Chief economist update: The path of monetary policy according to Lowe

"Toto, we're not in Kansas anymore."

The Reserve Bank of Australia's (RBA) decision to cut the official cash rate to a fresh record low of 1.25% takes the country's monetary policy into uncharted waters. More uncharted it would be if JP Morgan's prediction that rates will drop to as low as 0.5% by 2020 proves accurate.

Perhaps. Mounting expectations the US Federal Reserve would reduce borrowing costs twice by 25bps each this year, the ongoing/escalating trade war and its negative impact on already slowing global growth, and the rising likelihood of a US recession (as indicated by the inverted yield curve) make this a real possibility.

Governor Philip Lowe's statement after the conclusion of the RBA's June 4 board meeting doesn't offer much indication of the way forward.

As in the May statement, the economy is expected to grow by 2.75% this year and the next; employment growth is strong but could be better; inflation is lower than expected but "the central scenario remains for underlying inflation to be 13/4 per cent this year, 2% in 2020 and a little higher after that".

What's more revealing is Lowe's dinner speech on the same day explaining the rate cut and addressing four questions in everyone's mind.

The four questions he thought it  useful to answer are the following:

1. Why did the board act, after having held the cash rate steady for so long?

"The answer is the accumulation of evidence. As you would expect, the Board is constantly sifting through masses of data and seeking to understand what are often conflicting signals about the economy. As we have gone about this task over recent times, there has been a progressive accumulation of evidence in support of two conclusions," Lowe said.

"The first is that inflation pressures are subdued and they are likely to remain so.

"And the second and related conclusion is that there is still significant spare capacity in the Australian labour market."

2. Are there more interest rate reductions to come?

"The answer here is that the board has not yet made a decision, but it is not unreasonable to expect a lower cash rate. Our latest set of forecasts were prepared on the assumption that the cash rate would follow the path implied by market pricing, which was for the cash rate to be around 1 per cent by the end of the year," he said.

One more rate cut but ... "much will depend on how the evidence evolves, especially on the labour market".

3. Should the reduction be fully passed through to mortgage rates?

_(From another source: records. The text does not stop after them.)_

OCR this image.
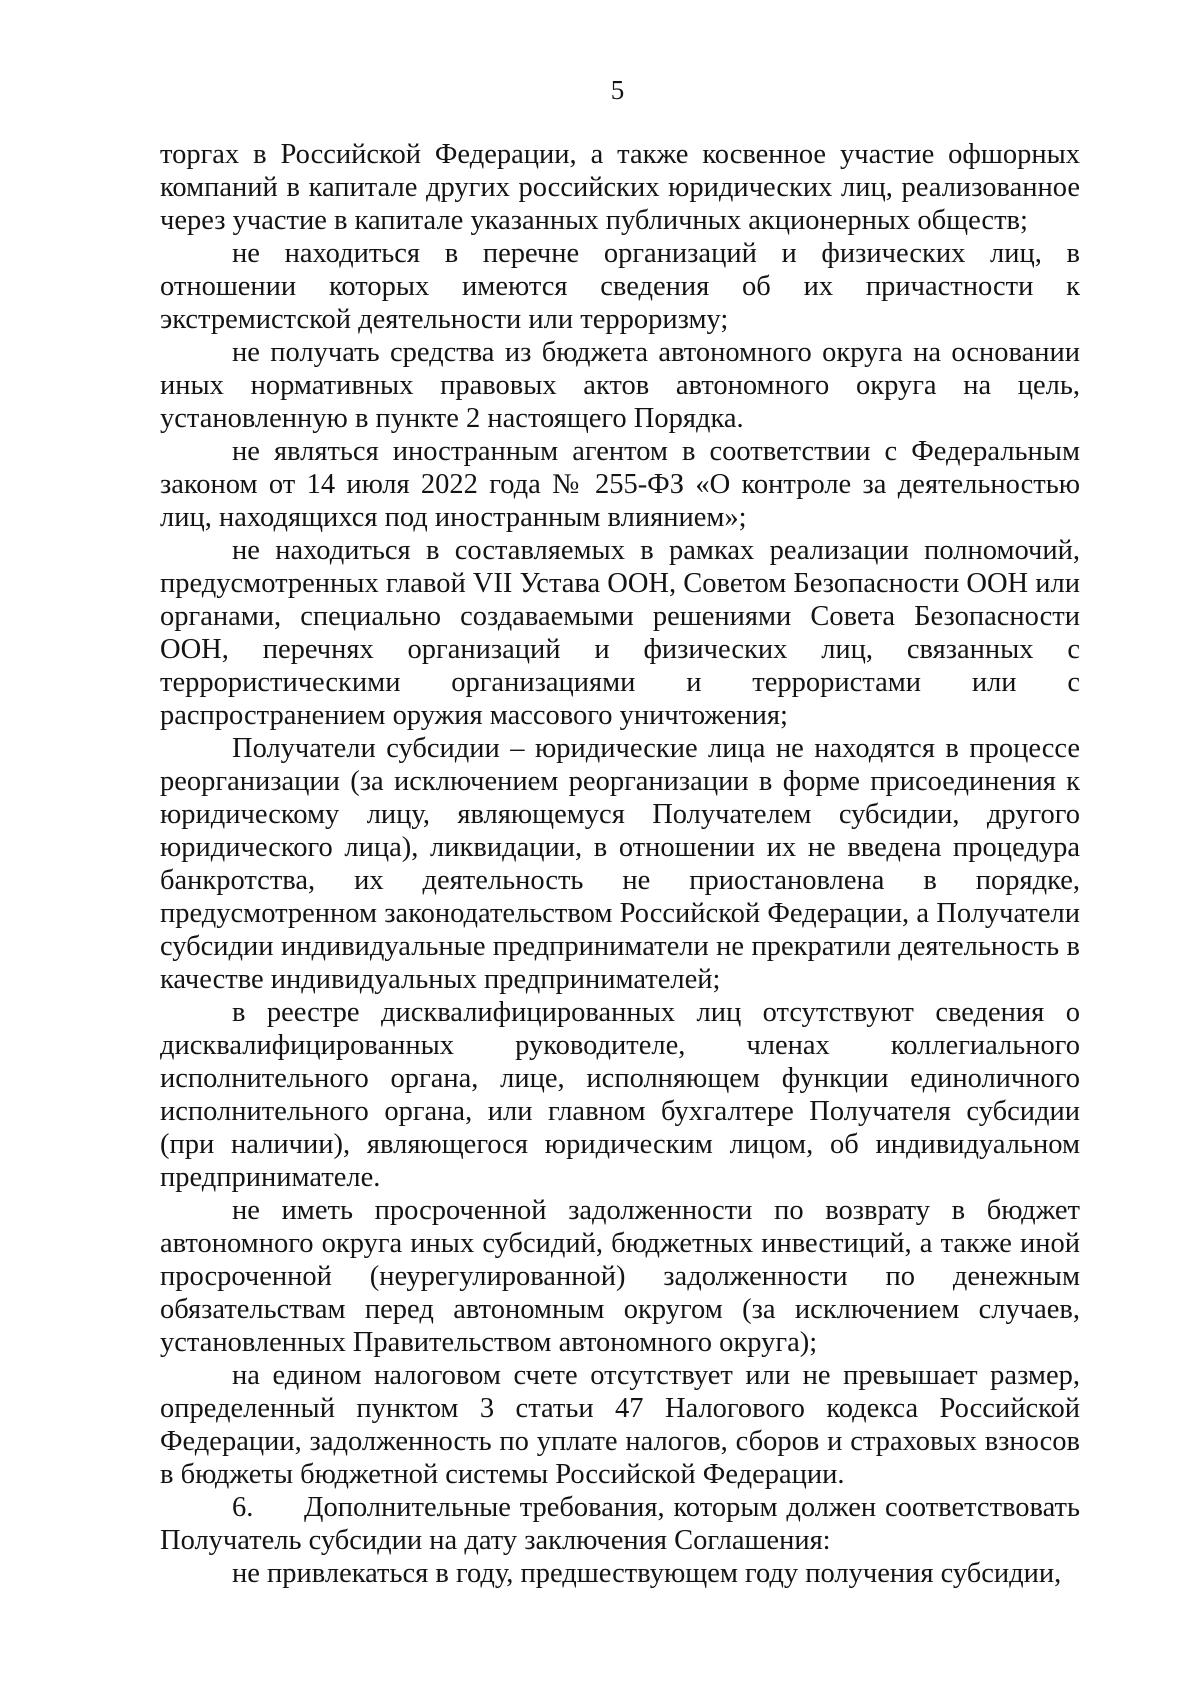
5

торгах в Российской Федерации, а также косвенное участие офшорных компаний в капитале других российских юридических лиц, реализованное через участие в капитале указанных публичных акционерных обществ;

не находиться в перечне организаций и физических лиц, в отношении которых имеются сведения об их причастности к экстремистской деятельности или терроризму;

не получать средства из бюджета автономного округа на основании иных нормативных правовых актов автономного округа на цель, установленную в пункте 2 настоящего Порядка.

не являться иностранным агентом в соответствии с Федеральным законом от 14 июля 2022 года № 255-ФЗ «О контроле за деятельностью лиц, находящихся под иностранным влиянием»;

не находиться в составляемых в рамках реализации полномочий, предусмотренных главой VII Устава ООН, Советом Безопасности ООН или органами, специально создаваемыми решениями Совета Безопасности ООН, перечнях организаций и физических лиц, связанных с террористическими организациями и террористами или с распространением оружия массового уничтожения;

Получатели субсидии – юридические лица не находятся в процессе реорганизации (за исключением реорганизации в форме присоединения к юридическому лицу, являющемуся Получателем субсидии, другого юридического лица), ликвидации, в отношении их не введена процедура банкротства, их деятельность не приостановлена в порядке, предусмотренном законодательством Российской Федерации, а Получатели субсидии индивидуальные предприниматели не прекратили деятельность в качестве индивидуальных предпринимателей;

в реестре дисквалифицированных лиц отсутствуют сведения о дисквалифицированных руководителе, членах коллегиального исполнительного органа, лице, исполняющем функции единоличного исполнительного органа, или главном бухгалтере Получателя субсидии (при наличии), являющегося юридическим лицом, об индивидуальном предпринимателе.

не иметь просроченной задолженности по возврату в бюджет автономного округа иных субсидий, бюджетных инвестиций, а также иной просроченной (неурегулированной) задолженности по денежным обязательствам перед автономным округом (за исключением случаев, установленных Правительством автономного округа);

на едином налоговом счете отсутствует или не превышает размер, определенный пунктом 3 статьи 47 Налогового кодекса Российской Федерации, задолженность по уплате налогов, сборов и страховых взносов в бюджеты бюджетной системы Российской Федерации.

6. Дополнительные требования, которым должен соответствовать Получатель субсидии на дату заключения Соглашения:

не привлекаться в году, предшествующем году получения субсидии,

"Yes, this reduction in the cash rate should be fully passed through to variable mortgage rates," he replied.

4. What about the savers - has the board forgotten about them?

"Today's decision will reduce their income from this source and we understand why they would be disappointed with the outcome of today's meeting," he said.

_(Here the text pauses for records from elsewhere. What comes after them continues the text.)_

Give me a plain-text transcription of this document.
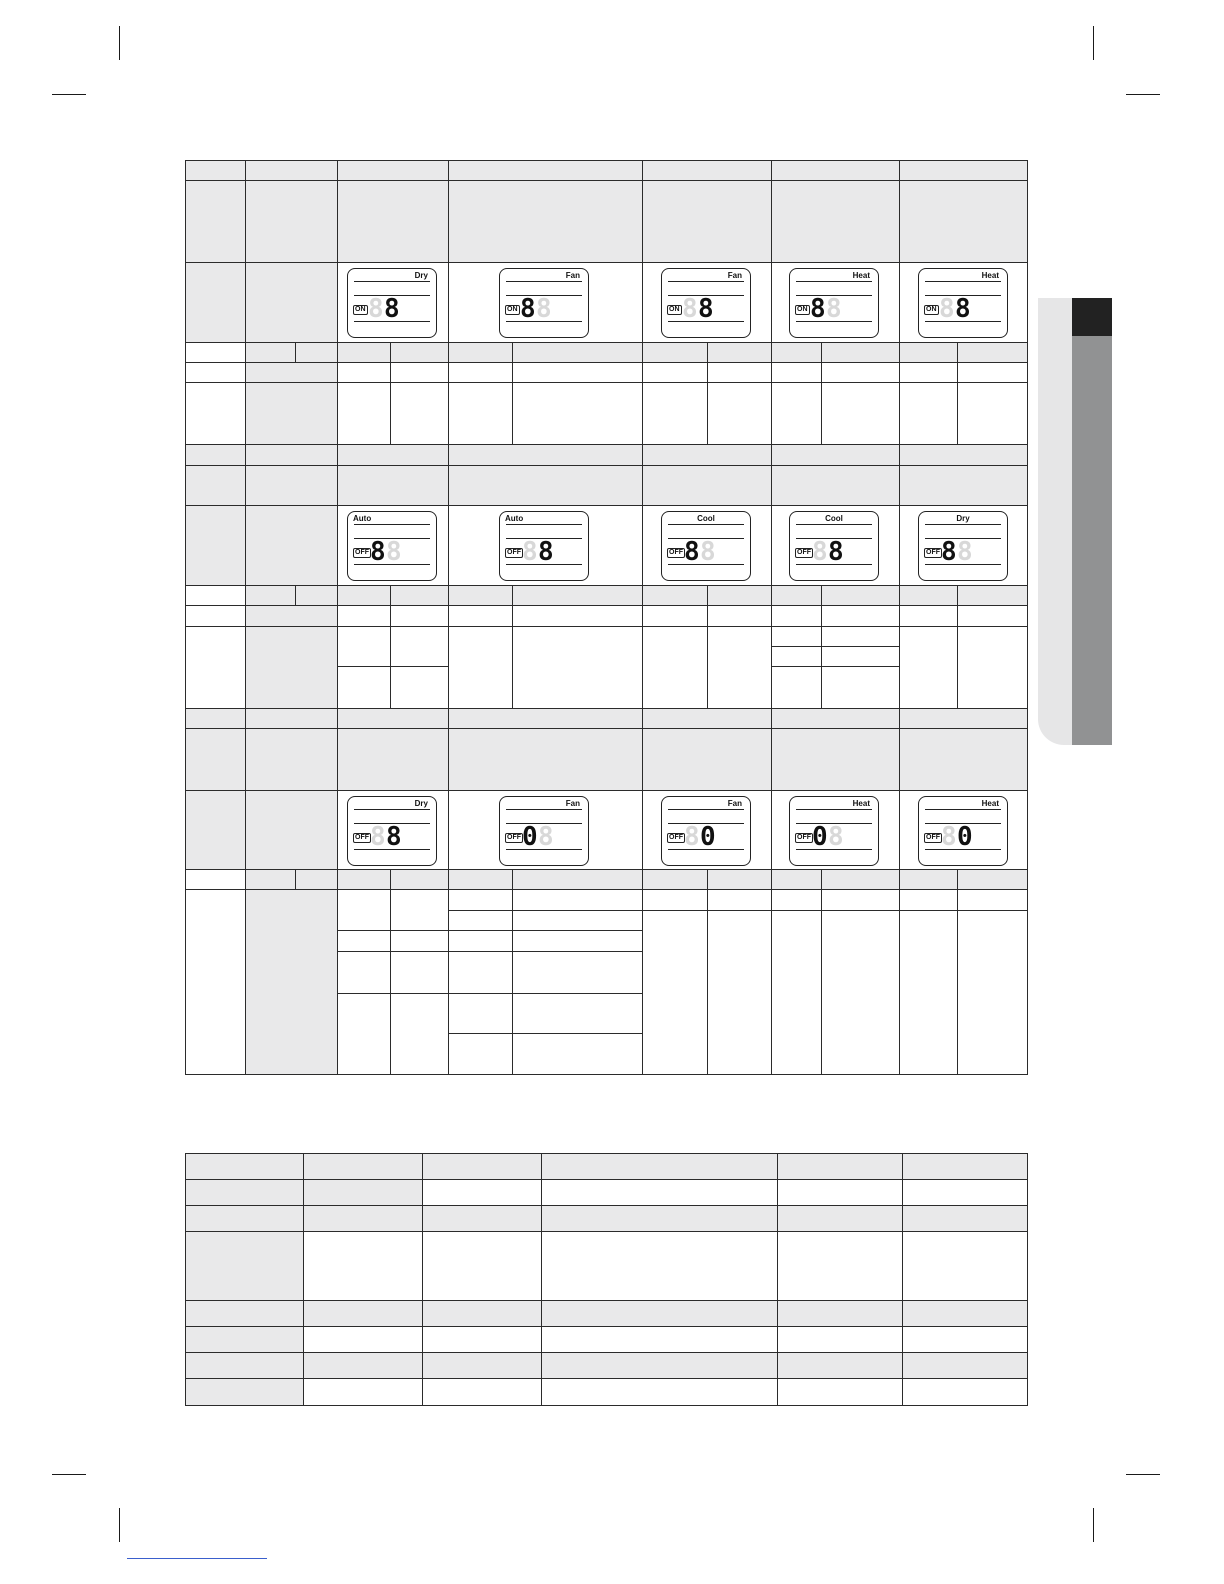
Dry
ON 8 8
Fan
ON 8 8
Fan
ON 8 8
Heat
ON 8 8
Heat
ON 8 8
Auto
OFF 8 8
Auto
OFF 8 8
Cool
OFF 8 8
Cool
OFF 8 8
Dry
OFF 8 8
Dry
OFF 8 8
Fan
OFF 0 8
Fan
OFF 8 0
Heat
OFF 0 8
Heat
OFF 8 0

"At the same time ... the board considered what was best for the overall economy. Our judgement is that lower interest rates will help the economy as a whole.

"In time, we would expect the lower exchange rate and the boost to disposable income to lead to more jobs, lower unemployment and a stronger economy. This should benefit us all, although I recognise that in the short run the effects are felt unevenly across the community."